A preliminary study on continual learning in computer vision using Kolmogorov-Arnold Networks
Alessandro Cacciatore, Valerio Morelli, Federica Paganica, Emanuele Frontoni, Lucia Migliorelli, Daniele Berardini
TL;DR
The paper investigates continual learning in computer vision using Kolmogorov-Arnold Networks (KANs), comparing MLPs with two KAN-based models (EfficientKAN and PyKAN) under a class-incremental MNIST setting with equal trainable parameters. It shows that EfficientKAN outperforms both MLP and the original PyKAN in final accuracy on MNIST CL tasks (52% vs 40% vs 28%), while analyzing the influence of hyper-parameters and trainable components such as bias and scale factors. The study highlights KAN locality via spline-based activations as a potential advantage for continual learning in simple domains, but notes challenges in higher-dimensional CV tasks and substantial compute demands for PyKAN, with EfficientKAN offering a more scalable alternative.

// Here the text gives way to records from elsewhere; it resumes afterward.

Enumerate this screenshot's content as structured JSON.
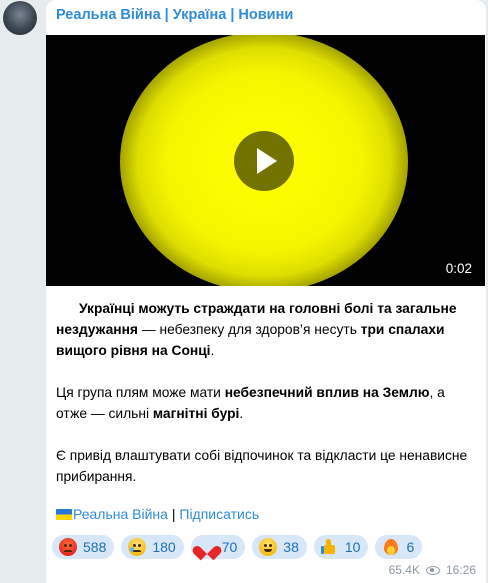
{
  "channel": {
    "title": "Реальна Війна | Україна | Новини"
  },
  "video": {
    "duration": "0:02"
  },
  "post": {
    "p1_a": "Українці можуть страждати на головні болі та загальне нездужання",
    "p1_b": " — небезпеку для здоров’я несуть ",
    "p1_c": "три спалахи вищого рівня на Сонці",
    "p1_d": ".",
    "p2_a": "Ця група плям може мати ",
    "p2_b": "небезпечний вплив на Землю",
    "p2_c": ", а отже — сильні ",
    "p2_d": "магнітні бурі",
    "p2_e": ".",
    "p3": "Є привід влаштувати собі відпочинок та відкласти це ненависне прибирання."
  },
  "footer": {
    "channel_link": "Реальна Війна",
    "separator": " | ",
    "subscribe_link": "Підписатись"
  },
  "reactions": [
    {
      "emoji": "angry-face",
      "count": "588"
    },
    {
      "emoji": "crying-face",
      "count": "180"
    },
    {
      "emoji": "red-heart",
      "count": "70"
    },
    {
      "emoji": "grinning-face",
      "count": "38"
    },
    {
      "emoji": "thumbs-up",
      "count": "10"
    },
    {
      "emoji": "fire",
      "count": "6"
    }
  ],
  "meta": {
    "views": "65.4K",
    "time": "16:26"
  }
}
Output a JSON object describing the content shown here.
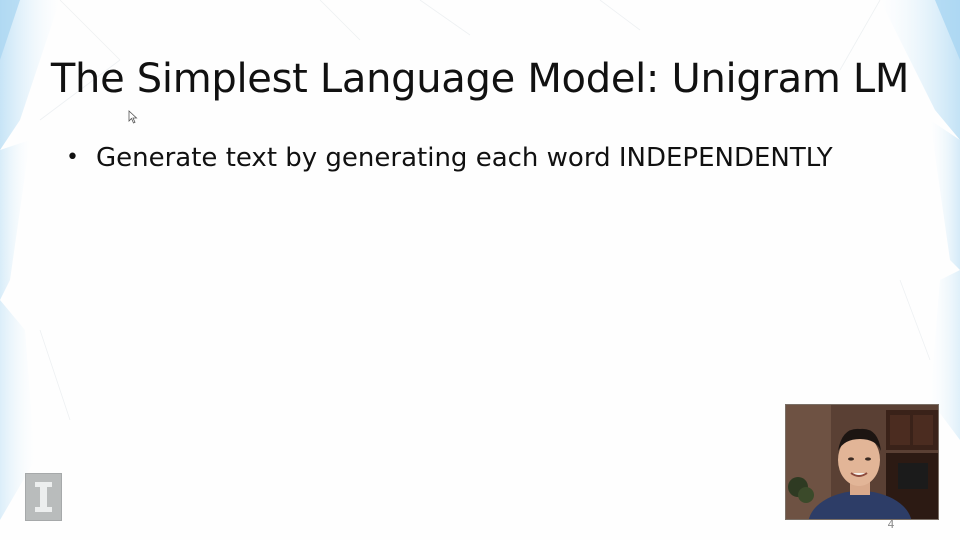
{
  "slide": {
    "title": "The Simplest Language Model: Unigram LM",
    "bullets": [
      {
        "bullet_symbol": "•",
        "text": "Generate text by generating each word INDEPENDENTLY"
      }
    ],
    "page_number": "4"
  },
  "decor": {
    "logo_icon": "university-block-i-logo-icon",
    "webcam": "presenter-webcam-video",
    "cursor_icon": "mouse-pointer-icon"
  },
  "colors": {
    "background": "#fefefe",
    "accent_blue": "#c9e6f7",
    "text": "#111111"
  }
}
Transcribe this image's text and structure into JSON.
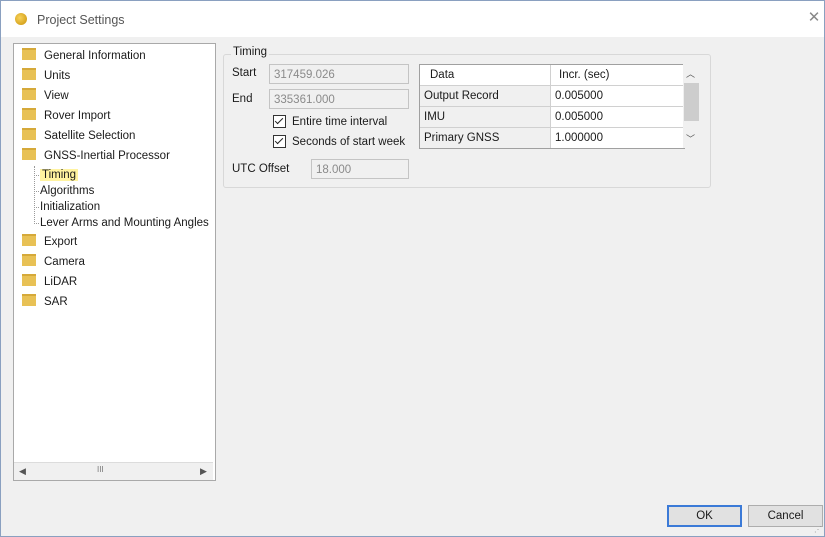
{
  "window": {
    "title": "Project Settings",
    "close_glyph": "✕"
  },
  "tree": {
    "top_items": [
      {
        "label": "General Information",
        "icon": "folder-icon"
      },
      {
        "label": "Units",
        "icon": "folder-icon"
      },
      {
        "label": "View",
        "icon": "folder-icon"
      },
      {
        "label": "Rover Import",
        "icon": "folder-icon"
      },
      {
        "label": "Satellite Selection",
        "icon": "folder-icon"
      },
      {
        "label": "GNSS-Inertial Processor",
        "icon": "folder-icon"
      }
    ],
    "sub_items": [
      {
        "label": "Timing",
        "selected": true
      },
      {
        "label": "Algorithms"
      },
      {
        "label": "Initialization"
      },
      {
        "label": "Lever Arms and Mounting Angles"
      }
    ],
    "bottom_items": [
      {
        "label": "Export",
        "icon": "folder-icon"
      },
      {
        "label": "Camera",
        "icon": "folder-icon"
      },
      {
        "label": "LiDAR",
        "icon": "folder-icon"
      },
      {
        "label": "SAR",
        "icon": "folder-icon"
      }
    ],
    "scroll_left": "◀",
    "scroll_right": "▶",
    "scroll_grip": "III",
    "selected_color": "#fff3a0"
  },
  "timing": {
    "group_label": "Timing",
    "start_label": "Start",
    "start_value": "317459.026",
    "end_label": "End",
    "end_value": "335361.000",
    "entire_interval_label": "Entire time interval",
    "entire_interval_checked": true,
    "seconds_week_label": "Seconds of start week",
    "seconds_week_checked": true,
    "utc_label": "UTC Offset",
    "utc_value": "18.000"
  },
  "data_grid": {
    "headers": [
      "Data",
      "Incr. (sec)"
    ],
    "rows": [
      [
        "Output Record",
        "0.005000"
      ],
      [
        "IMU",
        "0.005000"
      ],
      [
        "Primary GNSS",
        "1.000000"
      ]
    ],
    "scroll_up": "︿",
    "scroll_down": "﹀"
  },
  "buttons": {
    "ok": "OK",
    "cancel": "Cancel"
  },
  "colors": {
    "accent": "#3b7ad7",
    "folder": "#e8c155"
  }
}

Overall, the results suggest KANs are a viable, though still exploratory, direction for CL in CV, motivating further work on KAN-based CNNs, hyper-parameter sensitivity, and practical pruning/symbolic interpretation in continual settings.
Abstract
Deep learning has long been dominated by multi-layer perceptrons (MLPs), which have demonstrated superiority over other optimizable models in various domains. Recently, a new alternative to MLPs has emerged - Kolmogorov-Arnold Networks (KAN)- which are based on a fundamentally different mathematical framework. According to their authors, KANs address several major issues in MLPs, such as catastrophic forgetting in continual learning scenarios. However, this claim has only been supported by results from a regression task on a toy 1D dataset. In this paper, we extend the investigation by evaluating the performance of KANs in continual learning tasks within computer vision, specifically using the MNIST datasets. To this end, we conduct a structured analysis of the behavior of MLPs and two KAN-based models in a class-incremental learning scenario, ensuring that the architectures involved have the same number of trainable parameters. Our results demonstrate that an efficient version of KAN outperforms both traditional MLPs and the original KAN implementation. We further analyze the influence of hyperparameters in MLPs and KANs, as well as the impact of certain trainable parameters in KANs, such as bias and scale weights. Additionally, we provide a preliminary investigation of recent KAN-based convolutional networks and compare their performance with that of traditional convolutional neural networks. Our codes can be found at https://github.com/MrPio/KAN-Continual_Learning_tests.